Franklin Templeton, which is listed at 0.19% for a comparable product, has navigated similar SEC review cycles for multi-asset and single-asset crypto funds. Franklin Templeton’s own ETF product development shows that major institutional issuers are increasingly treating staking and income distribution as standard ETF features rather than experimental add-ons – a posture that may help normalize the mechanics Morgan Stanley is proposing.

What Comes Next
The immediate trigger to watch is SEC effectiveness on the amended registration statements. Once effective, initial flows in the first 30 to 60 trading days will show whether Morgan Stanley’s combination of 0.14% fee, staking income distribution, and bank advisor distribution infrastructure can take share from Bitwise’s BSOL and the existing Grayscale and Franklin Templeton products.
For ETH specifically, the relevant comparison will be against the existing spot ether ETF cohort, where fee differentials and staking inclusion – or exclusion – have already begun to drive AUM divergence.

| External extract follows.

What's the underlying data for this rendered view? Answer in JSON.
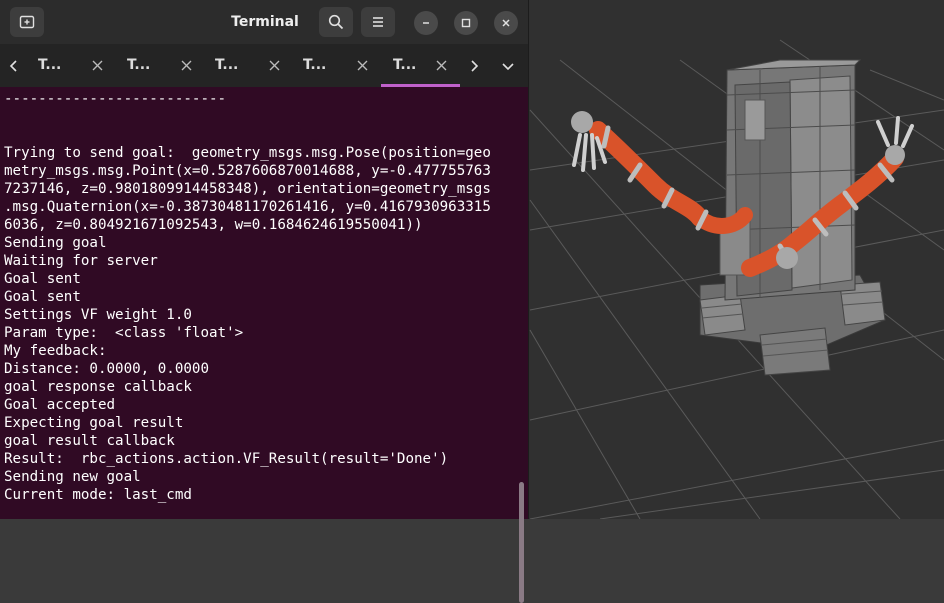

The MSOL product enters a $1B-plus market with a first-mover already entrenched; MSSE enters a market where the fee war has been slower to develop but the same commodity-phase logic applies.
Both trusts remain preliminary offerings. No shares can be sold, and no assets are under management, until SEC effectiveness is granted – a structural gate that prevents any near-term flow comparison with MSBT’s launch performance regardless of market demand signals.